The oil industry has been cutting back on production and spending on further development. Royal Dutch Shell, for instance, is looking to slash up to 40% of the cost of producing oil and gas in an effort to preserve cash so it can overhaul its operations and focus more on renewables and power, according to Reuters.

The industry is also debating how much of the Covid-related cutbacks could be permanent.

A recent report from BP supported a longer-term view that fossil fuel demand may have already hit its limit and may not be likely to fully recover from the impact of the virus. The Organization of Petroleum Exporting Countries (OPEC) recently cut back its near-term demand outlook, and now expects demand to average 90.2 million barrels a day in 2020, down 400,000 barrels a day from its last forecast and a decrease of 9.5 million barrels a day from a year ago.

“There are still these serious headwinds for oil in terms of the macro outlook,” said Helima Croft, managing director and head of global commodities strategy at RBC Capital Markets. “OPEC is very focused on compliance. It’s just a question to me of how much more can you get out of these producers in terms of compliance.” 

But news reports this week that OPEC output has risen slightly is raising a red flag. Libya production is now returning to the market, at a time when OPEC has committed to cutting back.

Croft said the agreement to cut back on production by OPEC and other producers, like Russia, will be reviewed again in December. The OPEC+ group is currently holding 7.7 million barrels off the market, but in December they are expected to return some oil to the market and hold back just 5.6 million barrels, she said.

“Looking at the concerns about a second [virus] wave, and I think about some of these OPEC issues, I think there are some downside risks,” said Croft. “I think the question is can OPEC be nimble in response to a changing outlook ... It’s a difficult decision but they shouldn’t put 2 million barrels on the market.”

Citigroup analysts said OPEC members would be hurt by another dip into the $30s or even lower, and will be looking to defend the price above that level. The analysts said they expect OPEC+ to keep a floor under prices.

“Unless there’s a deep recession, we expect their mutual vulnerabilities will continue to provide the gel they need to largely keep their supply discipline intact,” said Citigroup strategists. “What’s more, the longer they wait, the more likely medium-term supply will flounder due to reduced capital spending.”

Blanch said OPEC will have to delay the return of more oil this year, unless demand picks up into the high 90 million barrels a day, not now expected by OPEC.

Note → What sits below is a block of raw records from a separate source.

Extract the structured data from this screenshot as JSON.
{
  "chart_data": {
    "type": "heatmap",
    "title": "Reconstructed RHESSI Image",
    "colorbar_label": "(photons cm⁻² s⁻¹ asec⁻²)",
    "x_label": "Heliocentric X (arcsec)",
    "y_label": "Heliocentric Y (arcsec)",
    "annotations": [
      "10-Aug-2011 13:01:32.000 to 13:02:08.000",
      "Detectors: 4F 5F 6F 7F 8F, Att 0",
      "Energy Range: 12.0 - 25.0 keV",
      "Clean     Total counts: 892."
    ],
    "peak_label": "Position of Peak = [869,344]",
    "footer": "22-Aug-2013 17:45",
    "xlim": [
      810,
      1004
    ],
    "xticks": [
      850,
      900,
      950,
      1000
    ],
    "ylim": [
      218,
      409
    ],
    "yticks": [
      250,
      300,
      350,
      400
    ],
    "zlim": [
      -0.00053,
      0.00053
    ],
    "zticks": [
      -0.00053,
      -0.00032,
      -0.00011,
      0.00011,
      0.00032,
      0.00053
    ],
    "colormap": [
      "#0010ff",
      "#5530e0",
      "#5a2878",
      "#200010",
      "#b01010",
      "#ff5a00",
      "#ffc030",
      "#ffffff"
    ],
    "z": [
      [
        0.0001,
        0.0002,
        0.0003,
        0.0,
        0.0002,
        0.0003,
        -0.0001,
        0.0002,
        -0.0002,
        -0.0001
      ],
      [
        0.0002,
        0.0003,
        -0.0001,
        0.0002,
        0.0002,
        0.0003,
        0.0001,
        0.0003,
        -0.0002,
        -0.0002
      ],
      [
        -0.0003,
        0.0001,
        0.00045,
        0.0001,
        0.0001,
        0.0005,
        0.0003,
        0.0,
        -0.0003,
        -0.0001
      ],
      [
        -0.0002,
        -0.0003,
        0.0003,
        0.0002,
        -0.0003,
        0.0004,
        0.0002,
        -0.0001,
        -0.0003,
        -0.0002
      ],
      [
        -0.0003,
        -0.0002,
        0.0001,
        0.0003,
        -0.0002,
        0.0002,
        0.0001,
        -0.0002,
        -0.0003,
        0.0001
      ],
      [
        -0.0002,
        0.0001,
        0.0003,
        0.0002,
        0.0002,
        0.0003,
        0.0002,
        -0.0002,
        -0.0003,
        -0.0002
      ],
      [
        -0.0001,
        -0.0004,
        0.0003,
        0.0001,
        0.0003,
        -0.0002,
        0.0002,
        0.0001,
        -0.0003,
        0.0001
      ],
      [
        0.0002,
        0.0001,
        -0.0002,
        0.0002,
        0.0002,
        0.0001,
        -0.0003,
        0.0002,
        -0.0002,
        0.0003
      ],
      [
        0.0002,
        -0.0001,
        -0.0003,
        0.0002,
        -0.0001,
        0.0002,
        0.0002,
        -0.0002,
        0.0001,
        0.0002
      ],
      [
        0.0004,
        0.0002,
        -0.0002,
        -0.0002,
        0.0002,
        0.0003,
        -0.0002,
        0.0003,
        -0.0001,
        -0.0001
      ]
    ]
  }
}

“If it’s a cold winter, maybe they get saved by the cold winter. If [virus] cases are not skyrocketing everywhere, they’re in better shape,” said Blanch. He noted one bright spot for the oil industry is that there has been no decline in petrochemical demand.

The U.S. industry has dramatically cut back production, from a high of 13.1 million barrels to 10.7 million a day earlier in mid-September. Demand for gasoline remains much weaker than normal at about 8.5 million barrels a day, down from 9.35 million barrels a year ago. U.S. drivers are an important factor in the global oil market, as U.S. gasoline sales normally account for about 10% of world oil demand.

“The economics are still not great for the U.S. but I think one of the big question marks is: ‘If the U.S. started to come back would the Russians just say we’re not going to do this anymore?’ Constrained output is helpful in keeping the Russians on board with OPEC+,” said Croft.

Blanch said another factor for oil prices is the Libyan oil is expected to come back on line. “If they’re back at full throttle, they’ll be back at one million barrels a day. That’s an extra million barrels they don’t need,” Blanch said.

That could also pressure OPEC+ when it looks to return oil to the market. “If demand doesn’t go into the high 90s [million barrels a day], OPEC is going to have some problems and they’ll have to extend the cuts,”  he said.